Taking the city's $20 million on hand and using it to renovate the arena was proposed by former Mayor Bob Young in a letter to the editor published Sunday in The Augusta Chronicle. The idea has since been gaining traction, and Mayor Pro Tem Alvin Mason says
it warrants serious consideration.
Mr. Dusseau, a managing partner for Alabama-based Legacy Hospitality, plans to build a $25 million Hyatt Place Hotel & Business Center on Reynolds Street near the current TEE center site. The Augusta Commission voted to put it there in 2007, but this year the board has split along racial lines over whether it should be funded for $38 million with a $12 million to $17 million parking deck, and how to balance it with a $37.5 million deal to fund revitalization of the Laney-Walker and Bethlehem neighborhoods.
The hotel is on hold now, Mr. Dusseau said, with he and property owners still hopeful the commission will reach a resolution.
The developer said his concept hinges on the TEE center being near the Savannah River, the existing convention center inside the Augusta Marriott Hotel & Suites and the Augusta Common, which the Hyatt would abut. Were the TEE center in James Brown Arena, conventioneers would have to be transported to and from their hotel rooms.
"It just doesn't make sense," Mr. Dusseau said. "It's not thinking of the guests."
He said the Augusta Common could be used as expanded event space. Out-of-towners would want to be near the shops, restaurants and bars on Broad Street, and James Brown Arena is just too out of the way , he said .
"They have the best site where it is," Mr. Dusseau said.
Mr. Young said where the TEE center goes should be decided by the community, not by a developer.

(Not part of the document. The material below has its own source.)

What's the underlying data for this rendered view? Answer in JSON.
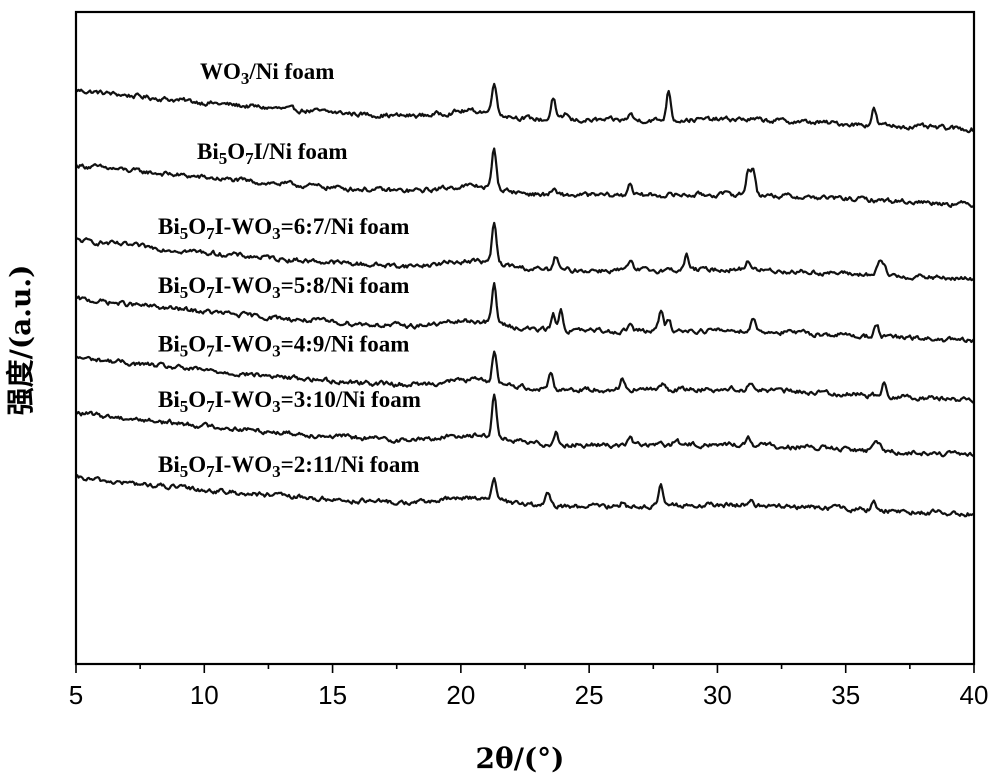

The Reynolds Street site can't get six votes on the commission, he said , and he doesn't think that will change after the November elections.
"What I'm trying to do is advance the discussion of the TEE center," Mr. Young said. "When you're dealing with a political climate like we have here, you better have some options."
Convention attendees often move around by car , Mr. Young said, and James Brown Arena is within walking distance of the river. The arena area is poised for a comeback with the new judicial center going up on Walton Way. Trees could be planted to block the unsightly power substation nearby, and maybe a quiet zone could be established so trains don't blow their horns, he said.
Mr. Mason said the civic center's parking lots are big enough for both a hotel and a new deck. Another developer could be recruited, or perhaps Mr. Dusseau's mind could be changed if he were offered tax incentives and free land, he said.
"Everything's worth talking about ," Mr. Mason said.